Fattori di cambiamento della tradizione
In ogni caso, i fattori di cambiamento, non sembrano esercitare un effetto omogeneo né simultaneo su tutte le componenti della struttura sociale. La disposizione o la resistenza alla trasformazione paiono piuttosto due polarità poste agli estremi di un continuum. Alcuni individui o segmenti della società, sono infatti in grado di trarre benefici dal cambiamento o comunque maggiormente abili ad adattarvisi. Per altri la trasformazione in atto può rappresentare una penalizzazione o un limite insuperabile. Cosa caratterizza dunque gli adattamenti che si rivelano disastrosi? E in che cosa differiscono da quelli che sembrano essere benefici e che restano benefici nel corso della storia? La domanda è pressante e tocca da vicino gli attuali dilemmi della nostra civiltà.
Ai tempi di Darwin
Se ai tempi di Darwin, ogni invenzione appariva benefica; oggi non è così. A livello sociale non è mai garantito che le invenzioni e gli stratagemmi che vengono premiati nell’individuo – o in piccoli gruppi – siano necessariamente vantaggiosi. Al contrario, le linee politiche scelte dai rappresentanti della società, non sono necessariamente vantaggiose per la sopravvivenza degli individui. Come accelerare, dunque, senza pericolo il cambiamento della struttura sociale per evitare l’obsolescenza? Nell’evoluzione biologica la regola è semplice. Gli effetti del funzionamento che si manifestano in forma immediata nel corpo dell’individuo, non potranno mai interferire con il codice genetico individuale. La barriera che proibisce l’ereditarietà “lamarckiana” (Barriera di Weissman) protegge appunto il sistema genetico da un cambiamento troppo rapido, causato da esigenze magari passeggere dell’ambiente. Ma, nelle culture e nei sistemi sociali, non esiste una barriera equivalente.

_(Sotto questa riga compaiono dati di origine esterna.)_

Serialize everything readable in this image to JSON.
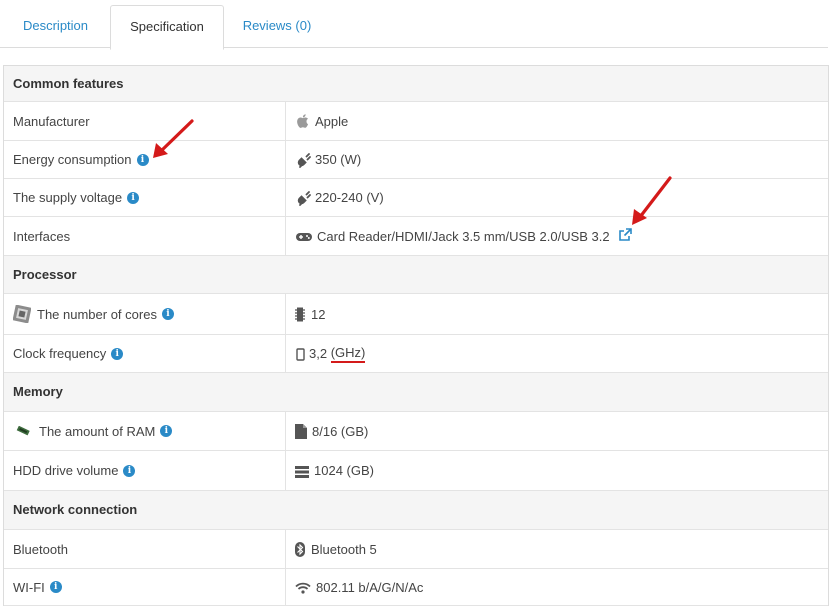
{
  "tabs": [
    {
      "label": "Description",
      "active": false
    },
    {
      "label": "Specification",
      "active": true
    },
    {
      "label": "Reviews (0)",
      "active": false
    }
  ],
  "spec": {
    "group_common": "Common features",
    "manufacturer_label": "Manufacturer",
    "manufacturer_value": "Apple",
    "energy_label": "Energy consumption",
    "energy_value": "350 (W)",
    "voltage_label": "The supply voltage",
    "voltage_value": "220-240 (V)",
    "interfaces_label": "Interfaces",
    "interfaces_value": "Card Reader/HDMI/Jack 3.5 mm/USB 2.0/USB 3.2",
    "group_processor": "Processor",
    "cores_label": "The number of cores",
    "cores_value": "12",
    "clock_label": "Clock frequency",
    "clock_number": "3,2",
    "clock_unit": "(GHz)",
    "group_memory": "Memory",
    "ram_label": "The amount of RAM",
    "ram_value": "8/16 (GB)",
    "hdd_label": "HDD drive volume",
    "hdd_value": "1024 (GB)",
    "group_network": "Network connection",
    "bluetooth_label": "Bluetooth",
    "bluetooth_value": "Bluetooth 5",
    "wifi_label": "WI-FI",
    "wifi_value": "802.11 b/A/G/N/Ac",
    "info_glyph": "i"
  },
  "colors": {
    "link": "#2a8ac7",
    "annotation": "#d41a1a"
  }
}
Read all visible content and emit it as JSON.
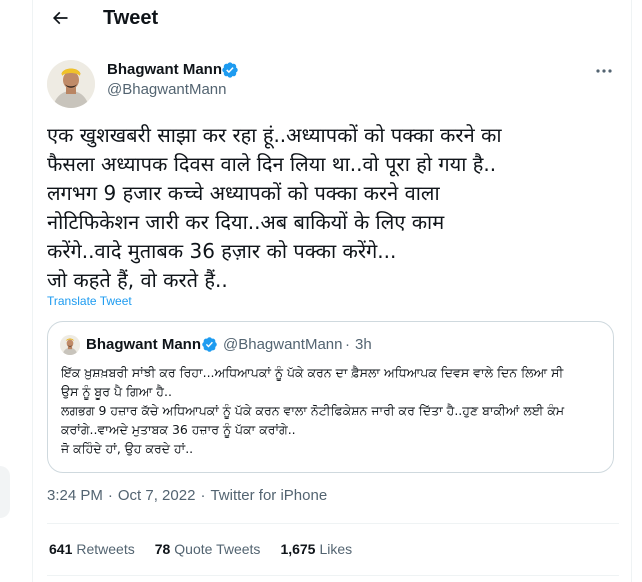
{
  "header": {
    "title": "Tweet"
  },
  "tweet": {
    "author_name": "Bhagwant Mann",
    "author_handle": "@BhagwantMann",
    "text_lines": [
      "एक खुशखबरी साझा कर रहा हूं..अध्यापकों को पक्का करने का",
      "फैसला अध्यापक दिवस वाले दिन लिया था..वो पूरा हो गया है..",
      "लगभग 9 हजार कच्चे अध्यापकों को पक्का करने वाला",
      "नोटिफिकेशन जारी कर दिया..अब बाकियों के लिए काम",
      "करेंगे..वादे मुताबक 36 हज़ार को पक्का करेंगे...",
      "जो कहते हैं, वो करते हैं.."
    ],
    "translate_label": "Translate Tweet",
    "time": "3:24 PM",
    "date": "Oct 7, 2022",
    "source": "Twitter for iPhone",
    "separator": "·"
  },
  "quote": {
    "author_name": "Bhagwant Mann",
    "author_handle": "@BhagwantMann",
    "separator": "·",
    "time": "3h",
    "text_lines": [
      "ਇੱਕ ਖ਼ੁਸ਼ਖ਼ਬਰੀ ਸਾਂਝੀ ਕਰ ਰਿਹਾ...ਅਧਿਆਪਕਾਂ ਨੂੰ ਪੱਕੇ ਕਰਨ ਦਾ ਫ਼ੈਸਲਾ ਅਧਿਆਪਕ ਦਿਵਸ ਵਾਲੇ ਦਿਨ ਲਿਆ ਸੀ",
      "ਉਸ ਨੂੰ ਬੂਰ ਪੈ ਗਿਆ ਹੈ..",
      "ਲਗਭਗ 9 ਹਜ਼ਾਰ ਕੱਚੇ ਅਧਿਆਪਕਾਂ ਨੂੰ ਪੱਕੇ ਕਰਨ ਵਾਲਾ ਨੋਟੀਫਿਕੇਸ਼ਨ ਜਾਰੀ ਕਰ ਦਿੱਤਾ ਹੈ..ਹੁਣ ਬਾਕੀਆਂ ਲਈ ਕੰਮ",
      "ਕਰਾਂਗੇ..ਵਾਅਦੇ ਮੁਤਾਬਕ 36 ਹਜ਼ਾਰ ਨੂੰ ਪੱਕਾ ਕਰਾਂਗੇ..",
      "ਜੋ ਕਹਿੰਦੇ ਹਾਂ, ਉਹ ਕਰਦੇ ਹਾਂ.."
    ]
  },
  "stats": {
    "retweets_count": "641",
    "retweets_label": "Retweets",
    "quotes_count": "78",
    "quotes_label": "Quote Tweets",
    "likes_count": "1,675",
    "likes_label": "Likes"
  },
  "icons": {
    "back": "arrow-left-icon",
    "verified": "verified-badge-icon",
    "more": "more-horizontal-icon"
  },
  "colors": {
    "accent": "#1d9bf0",
    "text": "#0f1419",
    "secondary": "#536471",
    "border": "#cfd9de"
  }
}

La società moderna e la tradizione
Soprattutto nelle società moderne, le innovazioni vengono spesso adottate in modo irreversibile e inserite nella dinamica del sistema senza che ne venga verificata la validità a lungo termine. I cambiamenti necessari vengono ostacolati dal nucleo degli individui conservatori, senza alcuna garanzia che siano proprio quelli i cambiamenti da ostacolare. L’obsolescenza non deve perciò essere eliminata semplicemente accelerando il cambiamento della struttura, né può essere evitata semplicemente rallentando i cambiamenti funzionali. È chiaro che non vanno bene né un conservatorismo assoluto né un’assoluta brama di cambiamento. L’ideale sarebbe guardare sempre ad una prospettiva più lontana, ad una Gestalt più vasta, senza dimenticare che il benessere individuale va coniugato alle esigenze di un contesto più ampio. Ben oltre il solo vantaggio umano.